Genellikle “muhalif” süsleri takındıklarından görünmez hale geldiklerini sanan çok sayıda bilim insanın, kaba materyalist yöntemlerle ve kapitalizmin bir ideoloji ve siyaset yapma biçimi olduğunu hesaba katmadan “insanlığa yararlı” şeyler yaparak, düşün ve siyaset alanında ayrıcalıklı ve “tarafsız” bir yer sahibi olması bir varsayım olmaktan bile çıkmıştır. Bu tipteki burjuva bilim insanlarının vesayeti altında yürütülecek olan maniheist (manichéen) tarzdaki bir “iyi” veya “kötü” tartışması, sadece ve sadece yapay zekayı ellerinde bir “savaş baltası” gibi sallayarak bütün “sınıf düşmanlarını” yok etmeye azimli sermayedarların çıkarları doğrultusunda ve insanlığın yok edilmesi pahasına yürütülen bir tartışma olacaktır…
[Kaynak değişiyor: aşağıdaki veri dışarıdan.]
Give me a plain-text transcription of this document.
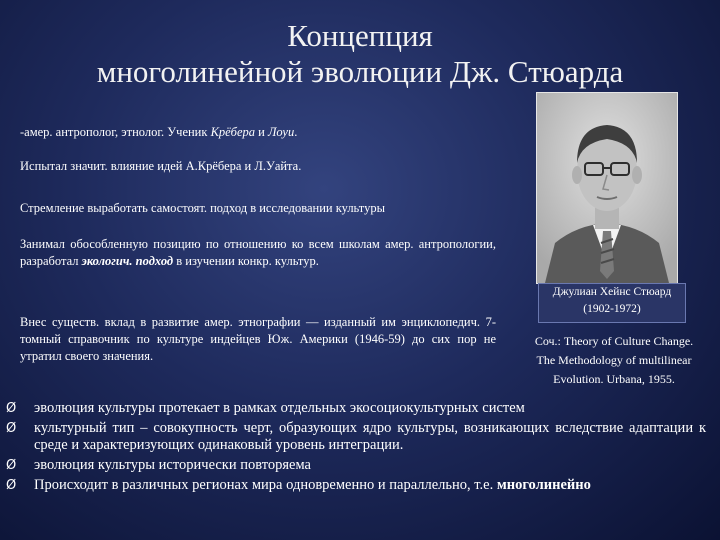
Концепция
многолинейной эволюции Дж. Стюарда
-амер. антрополог, этнолог. Ученик Крёбера и Лоуи.
Испытал значит. влияние идей А.Крёбера и Л.Уайта.
Стремление выработать самостоят. подход в исследовании культуры
Занимал обособленную позицию по отношению ко всем школам амер. антропологии, разработал экологич. подход в изучении конкр. культур.
Внес существ. вклад в развитие амер. этнографии — изданный им энциклопедич. 7-томный справочник по культуре индейцев Юж. Америки (1946-59) до сих пор не утратил своего значения.
Джулиан Хейнс Стюард
(1902-1972)
Соч.: Theory of Culture Change.
The Methodology of multilinear
Evolution. Urbana, 1955.
Ø эволюция культуры протекает в рамках отдельных экосоциокультурных систем
Ø культурный тип – совокупность черт, образующих ядро культуры, возникающих вследствие адаптации к среде и характеризующих одинаковый уровень интеграции.
Ø эволюция культуры исторически повторяема
Ø Происходит в различных регионах мира одновременно и параллельно, т.е. многолинейно
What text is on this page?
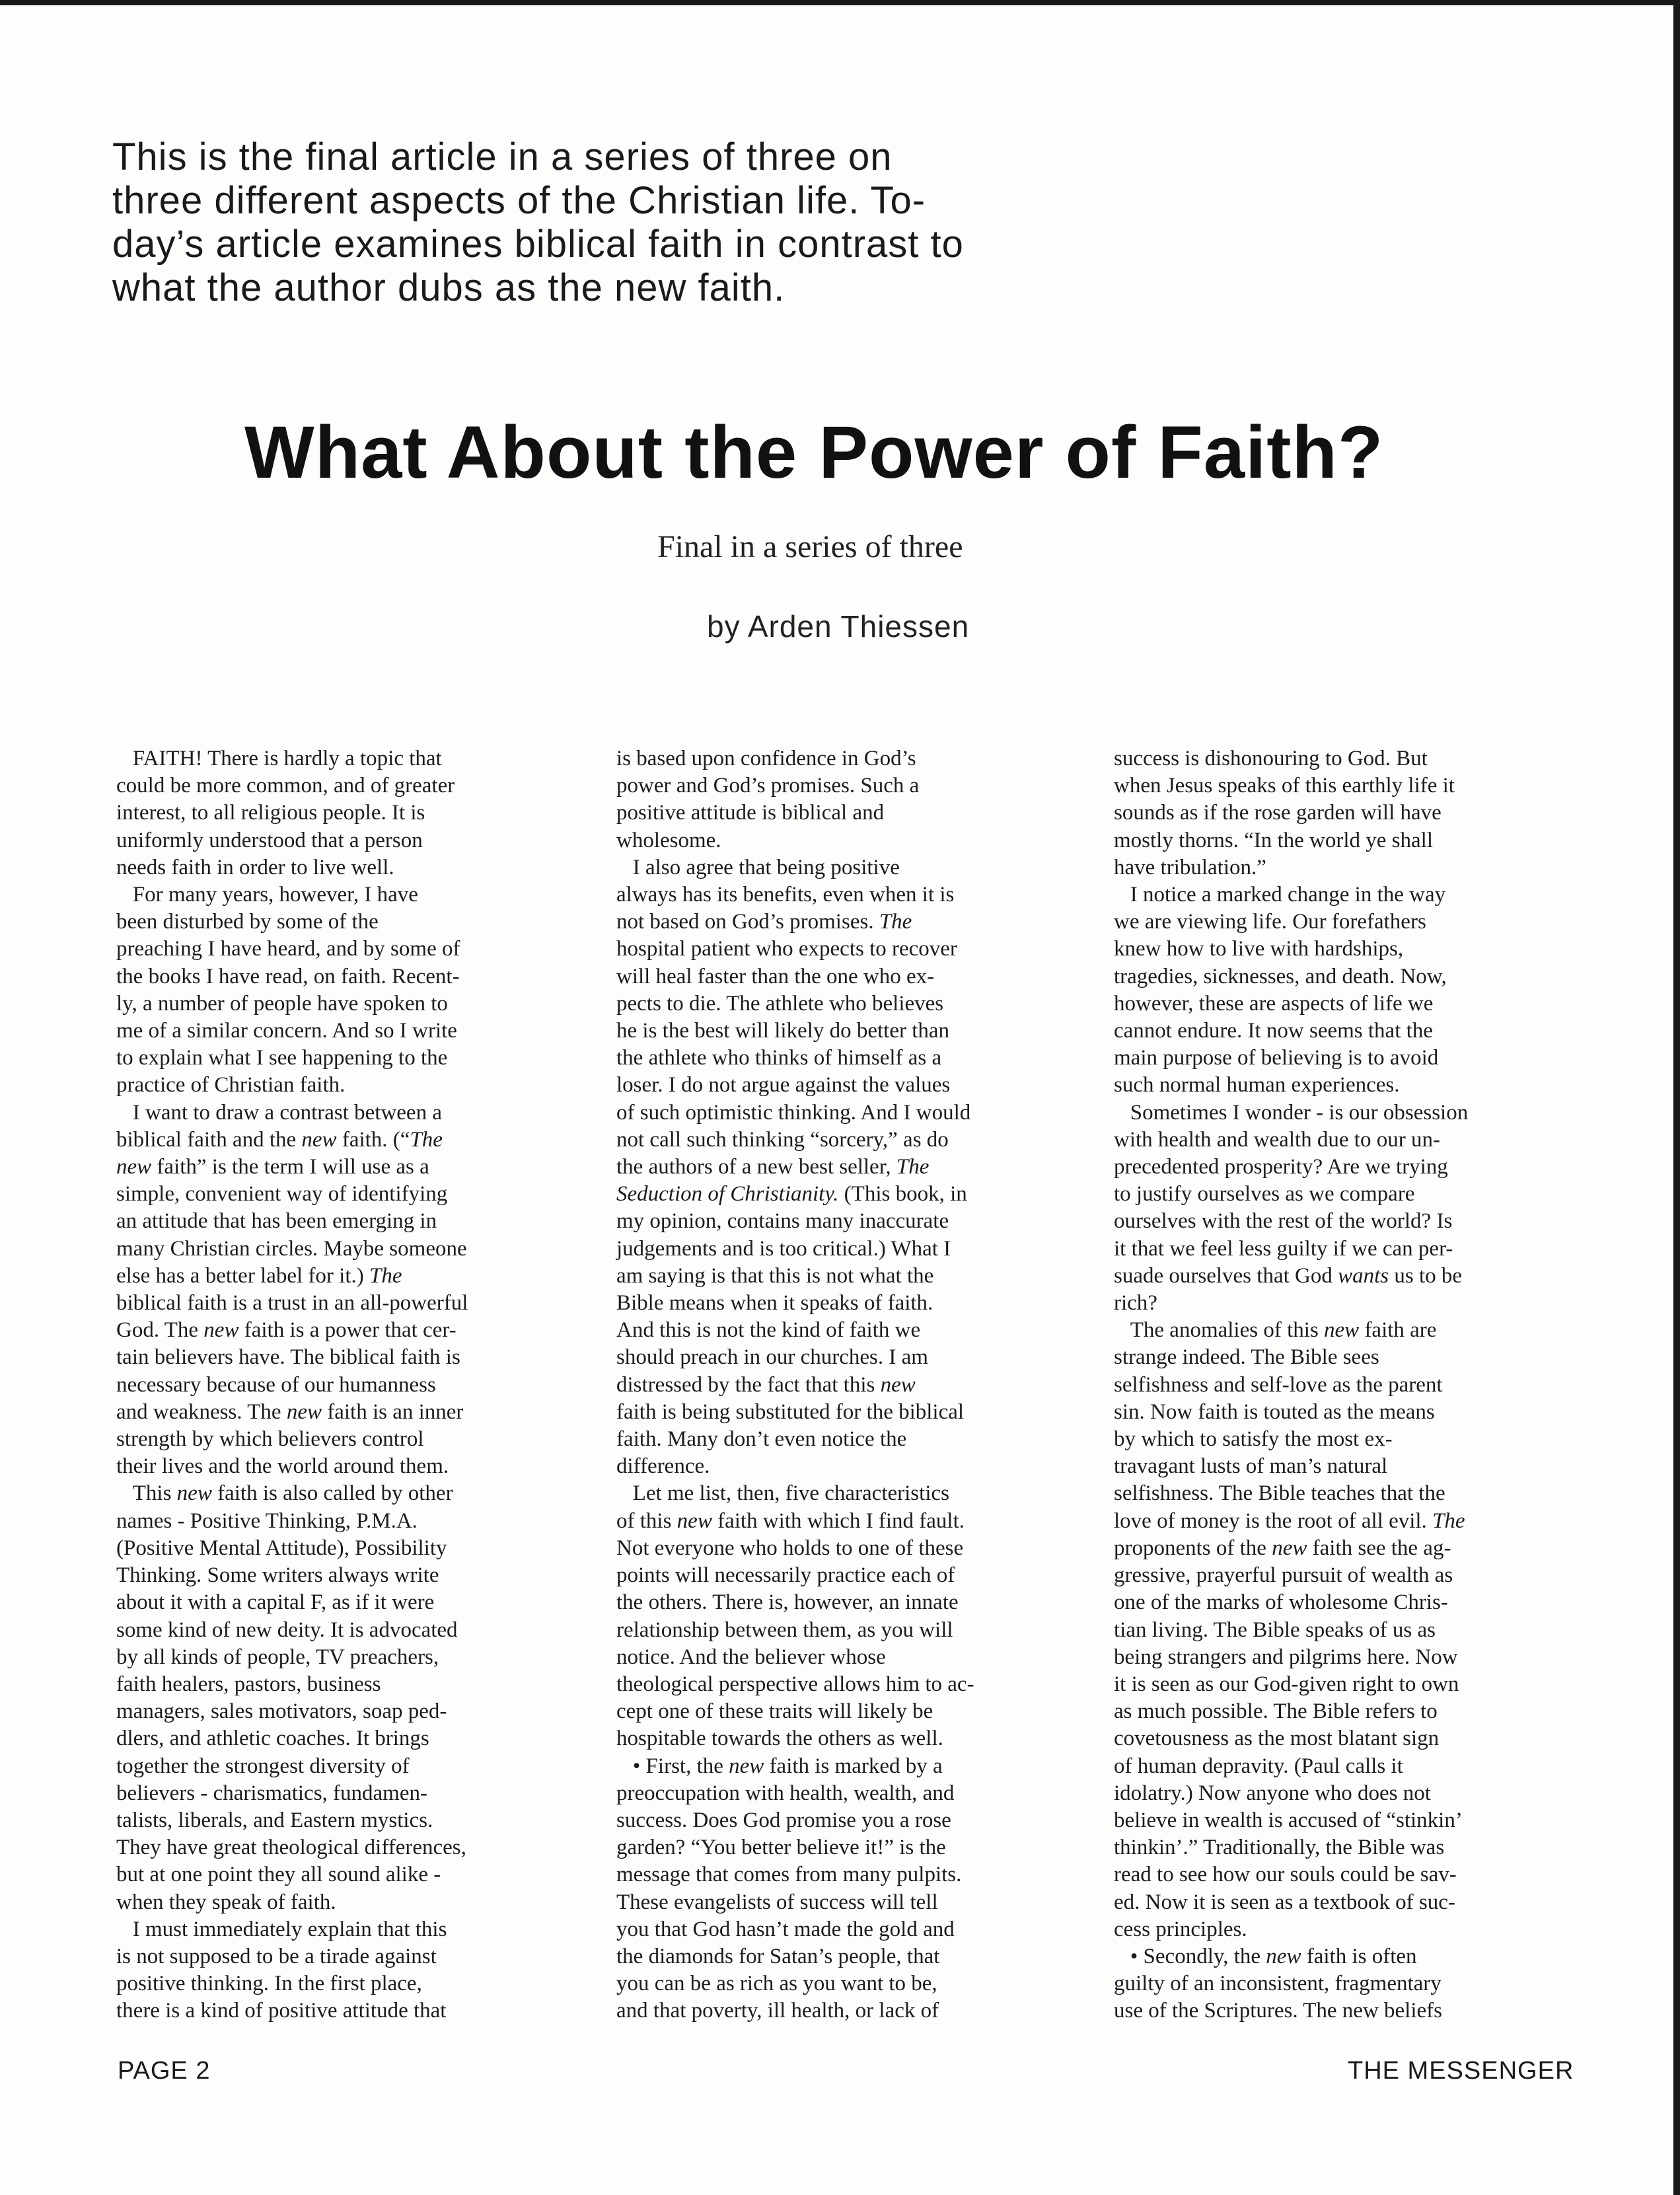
This is the final article in a series of three on
three different aspects of the Christian life. To-
day’s article examines biblical faith in contrast to
what the author dubs as the new faith.
What About the Power of Faith?
Final in a series of three
by Arden Thiessen
FAITH! There is hardly a topic that
could be more common, and of greater
interest, to all religious people. It is
uniformly understood that a person
needs faith in order to live well.
For many years, however, I have
been disturbed by some of the
preaching I have heard, and by some of
the books I have read, on faith. Recent-
ly, a number of people have spoken to
me of a similar concern. And so I write
to explain what I see happening to the
practice of Christian faith.
I want to draw a contrast between a
biblical faith and the new faith. (“The
new faith” is the term I will use as a
simple, convenient way of identifying
an attitude that has been emerging in
many Christian circles. Maybe someone
else has a better label for it.) The
biblical faith is a trust in an all-powerful
God. The new faith is a power that cer-
tain believers have. The biblical faith is
necessary because of our humanness
and weakness. The new faith is an inner
strength by which believers control
their lives and the world around them.
This new faith is also called by other
names - Positive Thinking, P.M.A.
(Positive Mental Attitude), Possibility
Thinking. Some writers always write
about it with a capital F, as if it were
some kind of new deity. It is advocated
by all kinds of people, TV preachers,
faith healers, pastors, business
managers, sales motivators, soap ped-
dlers, and athletic coaches. It brings
together the strongest diversity of
believers - charismatics, fundamen-
talists, liberals, and Eastern mystics.
They have great theological differences,
but at one point they all sound alike -
when they speak of faith.
I must immediately explain that this
is not supposed to be a tirade against
positive thinking. In the first place,
there is a kind of positive attitude that
is based upon confidence in God’s
power and God’s promises. Such a
positive attitude is biblical and
wholesome.
I also agree that being positive
always has its benefits, even when it is
not based on God’s promises. The
hospital patient who expects to recover
will heal faster than the one who ex-
pects to die. The athlete who believes
he is the best will likely do better than
the athlete who thinks of himself as a
loser. I do not argue against the values
of such optimistic thinking. And I would
not call such thinking “sorcery,” as do
the authors of a new best seller, The
Seduction of Christianity. (This book, in
my opinion, contains many inaccurate
judgements and is too critical.) What I
am saying is that this is not what the
Bible means when it speaks of faith.
And this is not the kind of faith we
should preach in our churches. I am
distressed by the fact that this new
faith is being substituted for the biblical
faith. Many don’t even notice the
difference.
Let me list, then, five characteristics
of this new faith with which I find fault.
Not everyone who holds to one of these
points will necessarily practice each of
the others. There is, however, an innate
relationship between them, as you will
notice. And the believer whose
theological perspective allows him to ac-
cept one of these traits will likely be
hospitable towards the others as well.
• First, the new faith is marked by a
preoccupation with health, wealth, and
success. Does God promise you a rose
garden? “You better believe it!” is the
message that comes from many pulpits.
These evangelists of success will tell
you that God hasn’t made the gold and
the diamonds for Satan’s people, that
you can be as rich as you want to be,
and that poverty, ill health, or lack of
success is dishonouring to God. But
when Jesus speaks of this earthly life it
sounds as if the rose garden will have
mostly thorns. “In the world ye shall
have tribulation.”
I notice a marked change in the way
we are viewing life. Our forefathers
knew how to live with hardships,
tragedies, sicknesses, and death. Now,
however, these are aspects of life we
cannot endure. It now seems that the
main purpose of believing is to avoid
such normal human experiences.
Sometimes I wonder - is our obsession
with health and wealth due to our un-
precedented prosperity? Are we trying
to justify ourselves as we compare
ourselves with the rest of the world? Is
it that we feel less guilty if we can per-
suade ourselves that God wants us to be
rich?
The anomalies of this new faith are
strange indeed. The Bible sees
selfishness and self-love as the parent
sin. Now faith is touted as the means
by which to satisfy the most ex-
travagant lusts of man’s natural
selfishness. The Bible teaches that the
love of money is the root of all evil. The
proponents of the new faith see the ag-
gressive, prayerful pursuit of wealth as
one of the marks of wholesome Chris-
tian living. The Bible speaks of us as
being strangers and pilgrims here. Now
it is seen as our God-given right to own
as much possible. The Bible refers to
covetousness as the most blatant sign
of human depravity. (Paul calls it
idolatry.) Now anyone who does not
believe in wealth is accused of “stinkin’
thinkin’.” Traditionally, the Bible was
read to see how our souls could be sav-
ed. Now it is seen as a textbook of suc-
cess principles.
• Secondly, the new faith is often
guilty of an inconsistent, fragmentary
use of the Scriptures. The new beliefs
PAGE 2	THE MESSENGER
1 Her ne kadar konu dışı gibi görünse de, bu davranış biçimi en mükemmel ifadesini, bu kitlenin önemli bir kısmını oluşturan kirlenin müdavimlerinin ağızlarına pelesenk ettikleri “M. Kemal’in askerleriyiz…” tekerlemesinde bulmaktadır…
2 “Sıradan insan” veya vatandaş, kavramı özellikle de pandemi döneminde çokça gündeme getirilmişti ve “nümerik” adı verilen teknoloji ürünlerini hiç veya düzenin empoze ettiği çapta ve çeviklikte kullanamayan veya düzenin “çöp olmuş” olarak gördüğü çok geniş insan kitlesi olarak tanımlanmıştı…
3 Pandemi konusuyla ilgili olarak Yazı Portal’de yayınlanmış ve görüşlerimizi etraflı bir şekilde ortaya koyan makalelerimiz bulunmaktadır…
4 Bu olayı, “kapitalist rantın tarihsel azalma eğilimi” (Marks) olarak adlandırmaktayız. Biz Kapitalizmin eriştiği bu tarihsel durumu etraflıca “YOL AYRIMI…” adlı çalışmamızda açıklamaktayız.
5 Kapitalizmin elinde bir silah olan “yapay zeka” kuruluşları, sermayenin faaliyetleri ile açıklanacak küresel ısınmaya soğutma gerekliliği için sürekli artan su tüketimini de olağan üstü seviyelere çekerek katkıda bulunuyor bugün… Yeni seçilen Trump’un iklim değişikliğinin şartlarını hazırlayan fosil yakıt tüketiminin arttırılması için gerekli kararnameyi öncelikle imzalandığı gelen haberler arasında… (Bkz. 23 Ocak 2025, Cumhuriyet)
6 İnsanlığın, sermayedarın değil! Zira bu iki unsur nesnel bir bakışla birbirleri için istenmeyen bir yan ürün olarak görmektedirler…
7 Kimyasal varlık alanını fiziksel ve biyolojik alanla birlikte ele alıp düşünmekteyiz.